CLEVELAND (Legal Newsline) - From the beginning, U.S. District Judge Dan Aaron Polster has set ambitious goals for the nearly 2,000 opioid lawsuits concentrated in his Cleveland courtroom.
“My objective is to do something meaningful to abate this crisis and to do it in 2018,” he said in January of last year, urging parties on both sides to negotiate a mass settlement designed to reduce opioid abuse and fund treatment programs instead of slugging it out in court.
A year-and-a-half later, Judge Polster can point to one modest accomplishment: This week, the nation’s largest pharmacy benefit managers - Caremark, Express Scripts and OptumRx - agreed to modify their basic formularies to discourage doctors from prescribing large doses of opioids to pain patients.
The PBM clients, mainly large health plan sponsors, can choose whether to use stricter formularies, and doctors can still override them if they want.

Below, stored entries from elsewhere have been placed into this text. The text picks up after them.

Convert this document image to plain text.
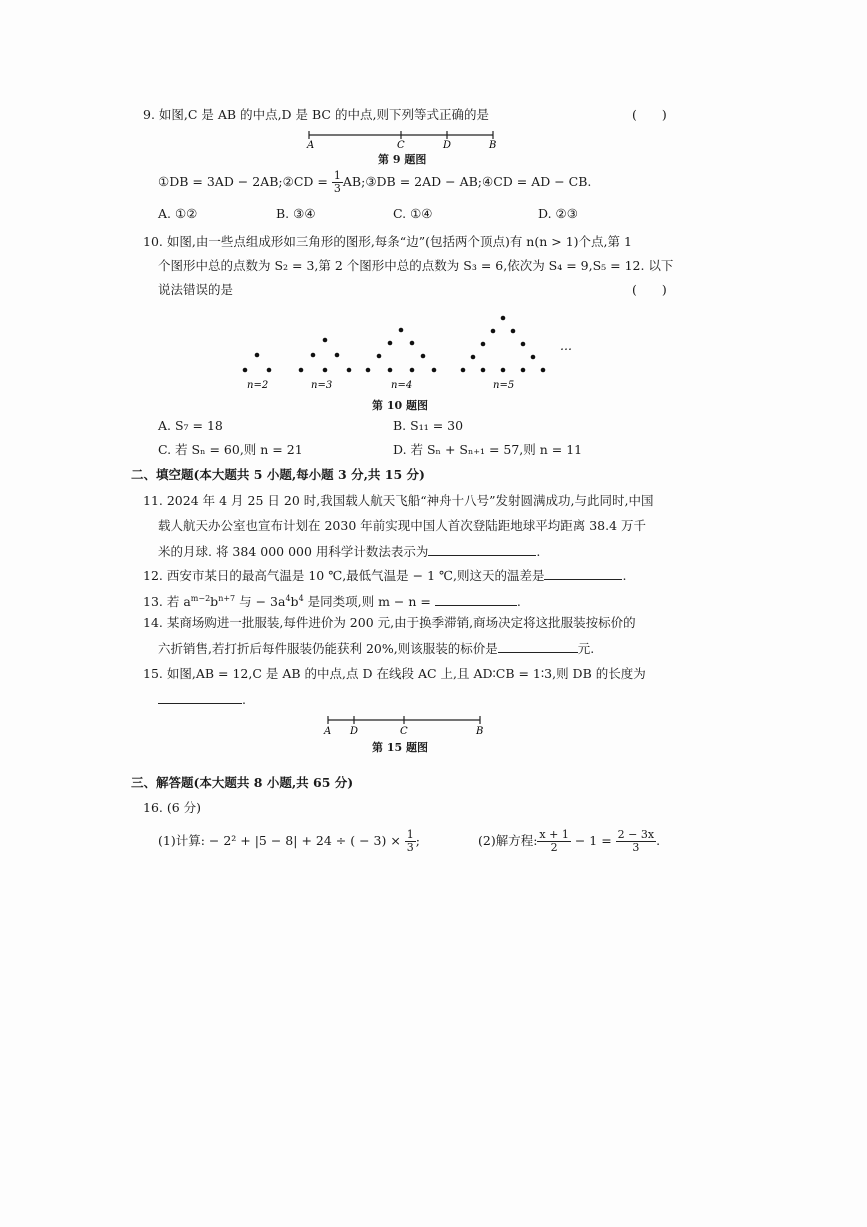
9. 如图,C 是 AB 的中点,D 是 BC 的中点,则下列等式正确的是	(　　)
A	C	D	B
第 9 题图
①DB = 3AD − 2AB;②CD = $\frac{1}{3}$ AB;③DB = 2AD − AB;④CD = AD − CB.
A. ①②	B. ③④	C. ①④	D. ②③
10. 如图,由一些点组成形如三角形的图形,每条“边”(包括两个顶点)有 n(n > 1)个点,第 1
个图形中总的点数为 S₂ = 3,第 2 个图形中总的点数为 S₃ = 6,依次为 S₄ = 9,S₅ = 12. 以下
说法错误的是	(　　)
…
n=2	n=3	n=4	n=5
第 10 题图
A. S₇ = 18	B. S₁₁ = 30
C. 若 Sₙ = 60,则 n = 21	D. 若 Sₙ + Sₙ₊₁ = 57,则 n = 11
二、填空题(本大题共 5 小题,每小题 3 分,共 15 分)
11. 2024 年 4 月 25 日 20 时,我国载人航天飞船“神舟十八号”发射圆满成功,与此同时,中国
载人航天办公室也宣布计划在 2030 年前实现中国人首次登陆距地球平均距离 38.4 万千
米的月球. 将 384 000 000 用科学计数法表示为	.
12. 西安市某日的最高气温是 10 ℃,最低气温是 − 1 ℃,则这天的温差是	.
13. 若 $a^{m-2}b^{n+7}$ 与 − $3a^4b^4$ 是同类项,则 m − n =	.
14. 某商场购进一批服装,每件进价为 200 元,由于换季滞销,商场决定将这批服装按标价的
六折销售,若打折后每件服装仍能获利 20%,则该服装的标价是	元.
15. 如图,AB = 12,C 是 AB 的中点,点 D 在线段 AC 上,且 AD∶CB = 1∶3,则 DB 的长度为
.
A D	C	B
第 15 题图
三、解答题(本大题共 8 小题,共 65 分)
16. (6 分)
(1)计算: − 2² + |5 − 8| + 24 ÷ ( − $3) \times \frac{1}{3}$ ;	(2)解方程: $\frac{x + 1}{2} - 1 = \frac{2 - 3x}{3}$ .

But by changing financial incentives for patients, the default formularies have been shown to change prescribing patterns.
The agreement came about after the lawyer for Webb County, Texas, home to the border city of Laredo, and lawyers for Teamsters health plans convinced Polster to order negotiations with the PBM industry to incorporate basic opioid guidelines issued by the Centers for Disease Control in 2016. Those guidelines include recommending non-opioid treatment for pain first, limiting initial prescriptions to seven days or less and ensuring non-opioid alternatives are as accessible as narcotic painkillers.

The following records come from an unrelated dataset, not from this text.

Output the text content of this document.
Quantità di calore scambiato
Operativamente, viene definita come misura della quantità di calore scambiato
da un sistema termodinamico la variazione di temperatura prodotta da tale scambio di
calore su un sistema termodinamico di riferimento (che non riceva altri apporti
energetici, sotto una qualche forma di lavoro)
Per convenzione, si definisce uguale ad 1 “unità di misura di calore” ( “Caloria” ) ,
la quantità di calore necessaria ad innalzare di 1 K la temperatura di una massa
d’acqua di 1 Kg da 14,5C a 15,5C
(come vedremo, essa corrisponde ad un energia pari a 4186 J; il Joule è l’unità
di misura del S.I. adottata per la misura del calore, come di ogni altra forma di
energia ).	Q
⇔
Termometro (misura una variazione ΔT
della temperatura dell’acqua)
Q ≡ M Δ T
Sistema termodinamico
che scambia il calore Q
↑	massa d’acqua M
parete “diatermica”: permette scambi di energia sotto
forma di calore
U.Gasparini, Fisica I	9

“We know formulary design affects prescriptions,” said Joanne Cicala of the Cicala Law Firm in Dripping Springs, Texas, which represents Webb County as well as a number of municipal clients in West Virginia and Virginia. Pilot studies by all three PBMs, who have a combined 89% share of the market for prescription drug benefits, show they can bring 80% or more of initial opioid prescriptions within the CDC guidelines.
In a July 15 order, Polster dismissed the motion by Webb County and the Teamsters seeking an injunction ordering the formulary changes, saying it was moot after the PBMs had adopted them voluntarily.

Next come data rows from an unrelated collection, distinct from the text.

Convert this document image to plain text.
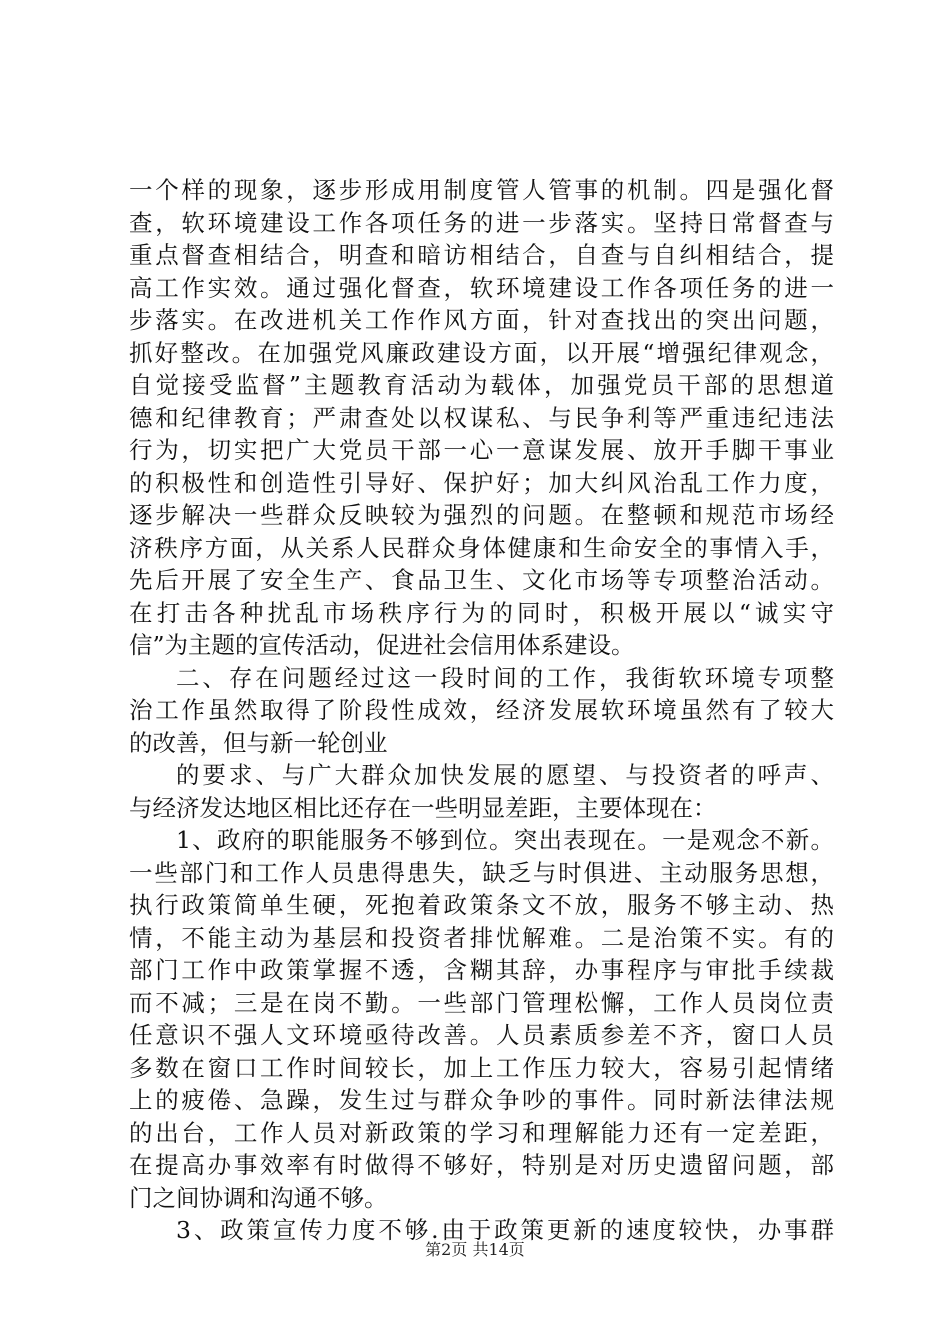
一个样的现象，逐步形成用制度管人管事的机制。四是强化督
查，软环境建设工作各项任务的进一步落实。坚持日常督查与
重点督查相结合，明查和暗访相结合，自查与自纠相结合，提
高工作实效。通过强化督查，软环境建设工作各项任务的进一
步落实。在改进机关工作作风方面，针对查找出的突出问题，
抓好整改。在加强党风廉政建设方面，以开展“增强纪律观念，
自觉接受监督”主题教育活动为载体，加强党员干部的思想道
德和纪律教育；严肃查处以权谋私、与民争利等严重违纪违法
行为，切实把广大党员干部一心一意谋发展、放开手脚干事业
的积极性和创造性引导好、保护好；加大纠风治乱工作力度，
逐步解决一些群众反映较为强烈的问题。在整顿和规范市场经
济秩序方面，从关系人民群众身体健康和生命安全的事情入手，
先后开展了安全生产、食品卫生、文化市场等专项整治活动。
在打击各种扰乱市场秩序行为的同时，积极开展以“诚实守
信”为主题的宣传活动，促进社会信用体系建设。
二、存在问题经过这一段时间的工作，我街软环境专项整
治工作虽然取得了阶段性成效，经济发展软环境虽然有了较大
的改善，但与新一轮创业
的要求、与广大群众加快发展的愿望、与投资者的呼声、
与经济发达地区相比还存在一些明显差距，主要体现在：
1、政府的职能服务不够到位。突出表现在。一是观念不新。
一些部门和工作人员患得患失，缺乏与时俱进、主动服务思想，
执行政策简单生硬，死抱着政策条文不放，服务不够主动、热
情，不能主动为基层和投资者排忧解难。二是治策不实。有的
部门工作中政策掌握不透，含糊其辞，办事程序与审批手续裁
而不减；三是在岗不勤。一些部门管理松懈，工作人员岗位责
任意识不强人文环境亟待改善。人员素质参差不齐，窗口人员
多数在窗口工作时间较长，加上工作压力较大，容易引起情绪
上的疲倦、急躁，发生过与群众争吵的事件。同时新法律法规
的出台，工作人员对新政策的学习和理解能力还有一定差距，
在提高办事效率有时做得不够好，特别是对历史遗留问题，部
门之间协调和沟通不够。
3、政策宣传力度不够.由于政策更新的速度较快，办事群
第2页 共14页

“The Court deeply appreciates the actions taken by the PBM defendants to offer these limitations to their clients,” Polster wrote.
The PBM industry serves a middleman role between pharmaceutical companies and health plans, negotiating drug prices and processing benefits. Cicala said she learned the power of the PBMs when her firm got involved in litigation over wholesale drug prices and subpoenaed benefits managers for information.
As opioid litigation took off, Cicala said she pitched cities and counties with the idea of suing the PBMs instead of just using them as a source of information.
“No one else had considered the PBMs,” she said. “We thought it could add value to the litigation.”
Customers of the PBMs, of course, can request their own formularies. Cicala declined to comment on why the Teamsters resorted to litigation for changes they could obtain by calling their benefit managers. She also declined to comment on the merits of litigation against PBMs, who are accused of facilitating the opioid crisis by processing benefits payments for drugs that were prescribed by licensed physicians.
The PBM agreement does represent one of the first tangible signs opioid litigation can actually change how the industry does business, which was Judge Polster’s stated goal at the outset. That said, it may not be repeated soon.
The litigation seems focused mostly upon monetary relief, in which the court awards money damages to the plaintiffs, as opposed to injunctive relief in which defendants are ordered to change their ways. The contingency fee lawyers representing virtually all of the municipal opioid clients have contracts awarding them 20% or more of money they recover but little financial incentive to achieve injunctive relief.
“I’m aware of no other injunctive-oriented, expedited relief,” Cicala said.
The 2016 CDC guidelines are intended to encourage doctors to treat pain with non-opioid alternatives first, including non-steroidal anti-inflammatory drugs (NSAIDs) and behavioral therapy. If opioids are prescribed, the CDC says they should be limited to a three-day supply or up to seven days with preauthorization. The CDC guidelines also urge PBMs to make sure alternatives like NSAIDs are less expensive for patients than opioids, which isn’t always the case.
Health plan managers already rely upon PBMs to steer patients toward less expensive generic drugs and away from clinically unproven treatments. They have also been accused of favoring some drugs over others because of generous rebates from manufacturers to get their products on the formulary.
In one pilot study of 400 patients cited in Webb County’s brief, Optum reported an 82% decrease in initial prescriptions exceeding the CDC guidelines for morphine equivalent doses after implementing tighter formulary rules. The new rules also reduced initial prescriptions above a seven-day maximum by 65% and reduced prescriptions above the CDC’s maximum daily dose of 90 morphine equivalent units –roughly three 30-milligram OxyContin tablets -- for chronic opioid patients by 68%.
In his order, Judge Polster noted “plan sponsors decide whether to adopt the programs” the PBM companies offer. He also said that given the PBM defendants “voluntarily made additions to the program offerings, these voluntary changes are in no way evidence of liability or wrongdoing.”